UsesThis species is a popular ornamental tree, grown for its light, feathery foliage and orange-brown to dull red fall color. In cultivation, it thrives on a wide range of soils, including well-drained sites where it would not grow naturally due to the inability of the young seedlings to compete with other vegetation. Cultivation is successful far to the north of its native range, north to southern Canada. It is also commonly planted in Europe, Asia and elsewhere with temperate to subtropical climates. It does, however, require hot summers for good growth; when planted in areas with cool summers oceanic climates, growth is healthy but very slow , and cones are not produced.
One of the oldest in Europe, was planted in the 1900s in the Arboretum de Pézanin, Burgundy, France.
Bald cypress has been noted for its high merchantable yields. In virgin stands, yields from 112 to 196 m³/ha were common, and some stands might have exceeded 1000 m³/ha. Bald cypress swamps are some of the world's most productive ecosystems.
The odorless wood of bald cypress, closely resembling that of ''Cupressus'' spp., has long been valued for its water resistance, thus is called 'wood eternal'. Still-usable prehistoric wood is often found in swamps as far north as New Jersey, and occasionally as far as Connecticut, although it is more common in the southeast.

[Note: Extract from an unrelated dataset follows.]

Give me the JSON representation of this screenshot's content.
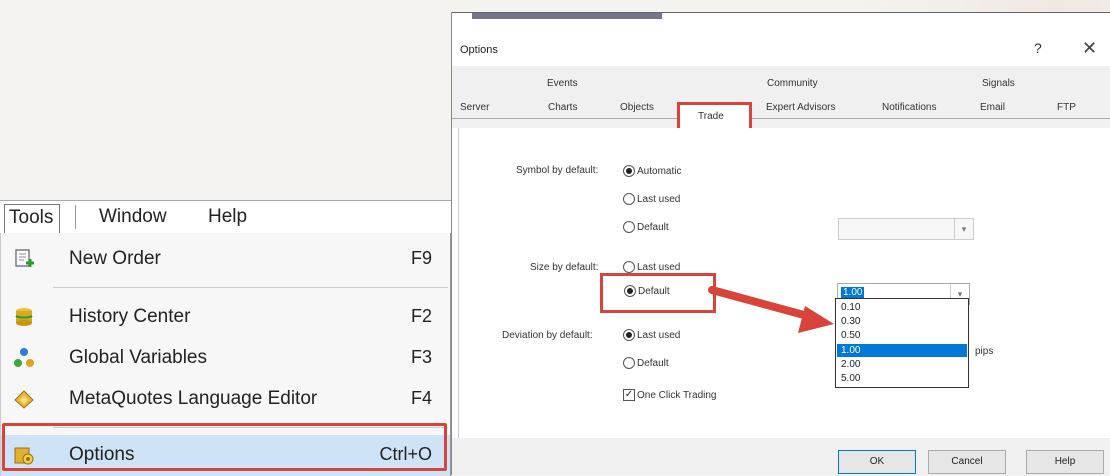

The somewhat-mineralized wood is mined from some swamps in the southeast, and is highly prized for specialty uses such as wood carvings. Pecky cypress, caused by the fungus ''Stereum taxodii'' is used for decorative wall paneling.
The bald cypress was designated the official state tree of Louisiana in 1963. It is considered by some to be a symbol of the southern swamps.
Cypress trees can be used in the making of shingles. Joshua D. Brown, the first settler of Kerrville, Texas, made his living producing shingles from cypress trees growing along the Guadalupe River of the Texas Hill Country. Shingles produced from cypress were also one of the main industries for early pioneers in Kissimmee, Florida . One of the main bodies of water in the area, Shingle Creek, is named in homage of their importance to the growth of the city.